The wine grape: 1) is smaller then table grapes.
2) has a tough skin like muscadines.
3) are not as sweet as table grapes. 
I have 4 wine grape & 8 Muscadines that may live until my grandchildren can pick them.
Muscadines are sweeter in the store then in the woods, because the hybrids are 16% sugar.
These wine grape is good for jelly or jam, anything you can add sugar too.
It is great for wine,too.


----------



## crabapple (Jan 1, 2012)

This may help:
http://www.freshpreserving.com/recipe.aspx?r=304

Fruits & Berries for the Home Garden by Lewis Hill
I can not say enough about this book.
It has all you need to know about most the fruit you would want to grow & a few recipes too.


----------



## HoppeEL4 (Dec 29, 2010)

Thanks, I kind of guessed they were not table grapes. They are actually the size of the usual red (smaller than those massive ones) globe grapes, same color, but not pop in your mouth sweet, in fact, I have had sour candies sweeter than those. So then I wondered if this was the first year they produced for us after being cut to the ground, maybe they needed another year to do better, or more pruning to focus the energy into the grapes? Well jelly it is since I already made jam out of cherry plums I found on a defunct farm for free, this is all bonus food!


----------



## JayJay (Nov 23, 2010)

HoppeEL4 said:


> Thanks, I kind of guessed they were not table grapes. They are actually the size of the usual red (smaller than those massive ones) globe grapes, same color, but not pop in your mouth sweet, in fact, I have had sour candies sweeter than those. So then I wondered if this was the first year they produced for us after being cut to the ground, maybe they needed another year to do better, or more pruning to focus the energy into the grapes? Well jelly it is since I already made jam out of cherry plums I found on a defunct farm for free, this is all bonus food!

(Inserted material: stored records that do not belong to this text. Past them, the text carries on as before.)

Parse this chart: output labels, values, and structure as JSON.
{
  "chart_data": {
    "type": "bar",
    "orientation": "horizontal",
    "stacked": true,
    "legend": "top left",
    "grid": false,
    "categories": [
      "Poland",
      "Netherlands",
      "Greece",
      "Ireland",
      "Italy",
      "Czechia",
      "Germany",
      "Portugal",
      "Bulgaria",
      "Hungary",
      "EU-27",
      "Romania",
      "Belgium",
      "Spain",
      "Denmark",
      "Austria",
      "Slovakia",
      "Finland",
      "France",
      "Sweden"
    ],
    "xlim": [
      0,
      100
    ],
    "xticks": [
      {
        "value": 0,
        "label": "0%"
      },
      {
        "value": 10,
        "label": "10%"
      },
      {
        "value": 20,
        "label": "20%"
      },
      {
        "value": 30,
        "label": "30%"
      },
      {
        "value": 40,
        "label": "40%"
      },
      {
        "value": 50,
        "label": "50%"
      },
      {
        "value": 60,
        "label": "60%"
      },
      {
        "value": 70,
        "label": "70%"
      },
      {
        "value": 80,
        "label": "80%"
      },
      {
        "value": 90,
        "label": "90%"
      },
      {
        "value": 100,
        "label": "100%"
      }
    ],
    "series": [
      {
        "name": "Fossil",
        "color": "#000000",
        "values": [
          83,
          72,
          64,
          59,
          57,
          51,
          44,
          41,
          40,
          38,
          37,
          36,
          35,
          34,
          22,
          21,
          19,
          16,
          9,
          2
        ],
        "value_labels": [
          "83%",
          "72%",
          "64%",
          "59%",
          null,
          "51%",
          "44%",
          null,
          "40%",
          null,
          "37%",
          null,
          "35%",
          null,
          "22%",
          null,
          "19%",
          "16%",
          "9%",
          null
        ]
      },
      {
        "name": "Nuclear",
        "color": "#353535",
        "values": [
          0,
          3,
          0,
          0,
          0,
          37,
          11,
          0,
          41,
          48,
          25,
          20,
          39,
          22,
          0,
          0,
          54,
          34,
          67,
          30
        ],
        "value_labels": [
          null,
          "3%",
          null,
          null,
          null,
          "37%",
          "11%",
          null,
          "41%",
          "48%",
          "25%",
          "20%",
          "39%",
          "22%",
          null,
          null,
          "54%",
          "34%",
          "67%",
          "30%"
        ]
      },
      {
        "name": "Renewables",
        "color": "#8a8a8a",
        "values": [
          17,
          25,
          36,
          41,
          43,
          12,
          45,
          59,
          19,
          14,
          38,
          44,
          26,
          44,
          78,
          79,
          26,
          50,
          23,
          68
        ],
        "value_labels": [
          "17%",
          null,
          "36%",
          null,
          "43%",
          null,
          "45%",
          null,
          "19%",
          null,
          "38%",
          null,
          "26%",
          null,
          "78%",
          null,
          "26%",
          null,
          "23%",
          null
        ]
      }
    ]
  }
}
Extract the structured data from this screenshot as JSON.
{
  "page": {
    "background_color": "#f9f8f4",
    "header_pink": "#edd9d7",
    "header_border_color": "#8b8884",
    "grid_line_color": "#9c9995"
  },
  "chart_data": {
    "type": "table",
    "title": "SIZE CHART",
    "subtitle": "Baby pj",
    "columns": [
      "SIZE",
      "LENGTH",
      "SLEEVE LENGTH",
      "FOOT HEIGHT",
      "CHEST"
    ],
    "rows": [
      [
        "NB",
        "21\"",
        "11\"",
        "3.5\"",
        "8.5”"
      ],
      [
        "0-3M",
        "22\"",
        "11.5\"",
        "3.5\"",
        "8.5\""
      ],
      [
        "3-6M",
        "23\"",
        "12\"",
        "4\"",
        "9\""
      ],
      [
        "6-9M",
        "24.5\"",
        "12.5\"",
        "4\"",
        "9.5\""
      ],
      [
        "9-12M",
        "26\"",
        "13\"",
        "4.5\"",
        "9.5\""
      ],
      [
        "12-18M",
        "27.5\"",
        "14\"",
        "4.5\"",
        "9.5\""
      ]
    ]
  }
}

Grapes are not sour even when just a few on the vine when bought.
I had two kinds in the last home.
Wine grapes?


----------



## HoppeEL4 (Dec 29, 2010)

No JayJay these are growing in my yard, they were here before we moved in, this is their second year growing since we had to cut them back initially. Yeah if I had gotten them this sour from the store I would have taken them back  .

I need to take a picture, I think they are so pretty growing right now, it is this quintessential scene of colors for fall.


----------



## crabapple (Jan 1, 2012)

This is a site on the difference between table grapes & wine grapes.
http://winefolly.com/tutorial/table-grapes-vs-wine-grapes/


----------



## HoppeEL4 (Dec 29, 2010)

Thanks. They did sweeten up some, I let them sit till about 8 days ago and the rain and cold started up here. I picked them all, cooked them down, ran them through a food mill, then froze the juice for later use. Of course I have not added sugar yet, will as needed to make jelly when I do.


----------